In primary care settings, clients may present with a physical problem (e.g., diabetes or cancer) and anxiety symptoms at the same time. It is important to do a clear differential diagnosis and determine whether the anxiety symptoms are a function of a general medical condition. If the symptoms are due to anxiety, an anxiety disorder diagnosis may be warranted. This chapter provides clinical descriptions of the anxiety disorders, as well as suggestions for how they can be treated. In the primary care setting, anxiety symptoms may present either as a sub-threshold or full-blown clinical syndrome.
Anxiety disorders are approached from a biopsychosocial perspective. This means that there are contributions from biology, psychology and society. These factors all interact before there is the expression of an anxiety disorder.
Screening and Assessment
Anxiety disorders present in many different ways. Given the frequency of the disorders, primary care practitioners should screen for them. Panic disorder, GAD and PTSD tend to present most frequently in primary care settings (Stein, 2003).
In terms of differential diagnosis, it is important to remember that panic attacks can occur within the context of any anxiety disorder. It is also important that the practitioner first determine if the symptoms associated with a panic attack are due to anxiety or to a medical condition (e.g., heart attack). A common differential diagnosis is between panic disorder and social phobia. If a client has panic attacks in social situations, a diagnosis of panic disorder may also be warranted if the panic attacks appear out of the blue. Another common differential diagnosis is between GAD and major depressive disorder. Worry and low mood frequently co-occur. However, if the worry has only been present within the context of a
depressive episode, then an additional diagnosis of GAD is not warranted.
A thorough clinical interview is often required to establish proper diagnoses. The clinical interview can be unstructured or structured, such as the SCID-CV (First et al., 1996). It is important to assess for all diagnostic criteria, including clinically significant distress and impairment.
Tools for Assessment
- Beck Anxiety Inventory
Cognitive Behavioural Therapy
CBT is the preeminent psychological treatment for anxiety disorders and should always be considered as a modality of treatment (e.g., Chambless & Ollendick, 2001). The mechanism of change is based on the premise that our thoughts, feelings and behaviours are interconnected and influence one another. CBT works on changing emotions by making changes in cognition and behaviour.

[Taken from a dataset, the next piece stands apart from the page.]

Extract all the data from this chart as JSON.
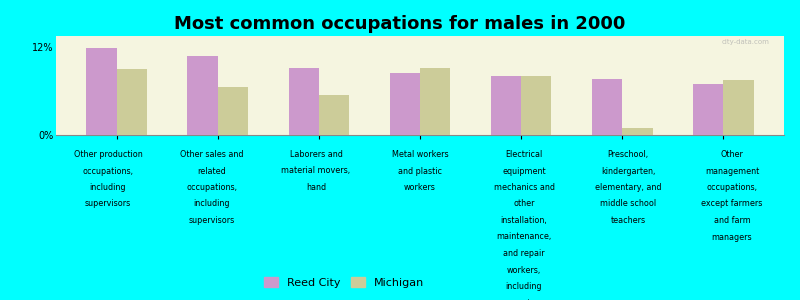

To ensure a client is a good candidate for CBT, look for factors such as the client's ability to access his or her thoughts, good focality and responsibility for being an agent of change in the therapy experience and the ability to put in the time and effort to complete homework (Safran et al., 1993).

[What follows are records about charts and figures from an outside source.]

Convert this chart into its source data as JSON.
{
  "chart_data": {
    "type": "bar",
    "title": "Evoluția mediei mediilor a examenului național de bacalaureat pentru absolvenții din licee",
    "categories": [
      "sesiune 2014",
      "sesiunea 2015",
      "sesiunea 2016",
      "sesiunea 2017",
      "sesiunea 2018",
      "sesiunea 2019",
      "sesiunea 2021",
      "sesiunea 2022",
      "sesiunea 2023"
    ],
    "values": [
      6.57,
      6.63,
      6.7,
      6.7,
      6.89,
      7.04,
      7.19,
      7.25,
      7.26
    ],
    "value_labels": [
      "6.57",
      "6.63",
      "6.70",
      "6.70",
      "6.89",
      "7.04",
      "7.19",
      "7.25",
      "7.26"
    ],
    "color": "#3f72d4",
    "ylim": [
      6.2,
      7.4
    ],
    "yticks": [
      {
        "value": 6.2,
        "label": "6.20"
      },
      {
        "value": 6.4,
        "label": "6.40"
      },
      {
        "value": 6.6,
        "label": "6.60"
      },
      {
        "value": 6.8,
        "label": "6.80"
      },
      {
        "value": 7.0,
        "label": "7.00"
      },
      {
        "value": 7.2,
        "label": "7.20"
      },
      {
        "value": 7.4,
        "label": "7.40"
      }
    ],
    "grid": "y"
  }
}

The serotonin system has been implicated in all anxiety disorders. People with anxiety disorders may be more sensitive to side-effects, especially early in treatment. They may require larger doses and longer duration of treatment with antidepressants.

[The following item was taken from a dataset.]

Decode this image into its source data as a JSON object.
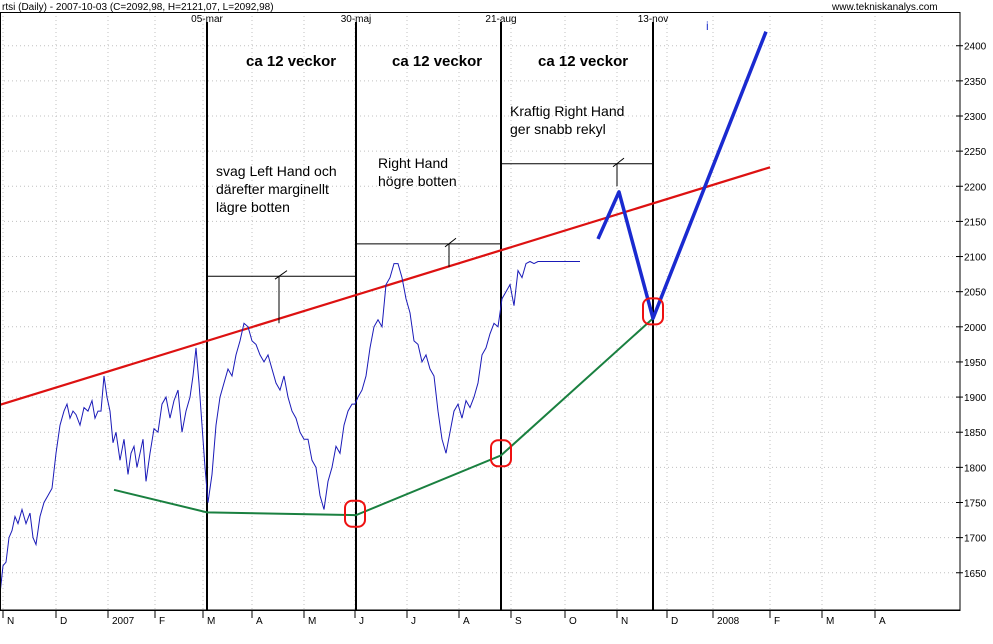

For all psychiatric medications, modifications may be required for older adults, children or people with medical conditions. An adequate trial of psychiatric medication takes six to 12 weeks. If the client shows substantial improvement, continuation (prophylactic) treatment may proceed for one to two years to minimize the risk that symptoms will return (Canadian Psychiatric Association [CPA], 2006).
Assessing Response to Treatment
To assess response to therapy, look for changes that clients have been able to make in their lives:
Self-report scales are also invaluable. It is a good idea to administer them over the course of treatment to determine treatment response. If answers to the above questions suggest that the client has not improved adequately, consider referring him or her to an anxiety disorder specialist.
Follow-Up and Referrals
Ideally, clients with anxiety disorder are followed up on regularly to determine treatment response. With CBT, outpatient treatment is typically done weekly.
Anxiety disorders rarely occur in isolation. They often occur along with other disorders, such as mood disorders and substance use problems. Comorbidity can make it more challenging to treat the anxiety disorder. External input may be required.
Another consideration for referral is whether care is required from a multidisciplinary team. Some mental health practitioners are able to deliver treatment within the context of such a team that includes psychiatrists, psychologists, nurses, occupational therapists, social workers and recreation therapists. For some clients, a broader-based comprehensive intervention is needed. Cost may be a concern in deciding whether to refer to services covered by provincial health care or to private practice practitioners.
Questions to ask when considering whether to refer to an anxiety specialist:
- Are there previously feared situations in which the client can now engage?
- Have the client's negative predictions decreased and is he or she catastrophizing less?
- Has the client's quality of life improved?
- Has the client met his or her treatment goals?
- Have the client's anxiety symptoms decreased?
- Is the client experiencing fewer panic attacks?
- Has the client's social and occupational functioning improved?
- Is the client less distressed by remaining anxiety symptoms?
- Has the client acquired relapse-prevention skills?
- Is an interpreter required?
Would the client benefit more from group or individual psychological treatment?
Has there been a failure of two first-line medication treatments?
Is there continuing or worsening functional impairment?
Does the client show signs of suitability for cognitive-behavioural therapy?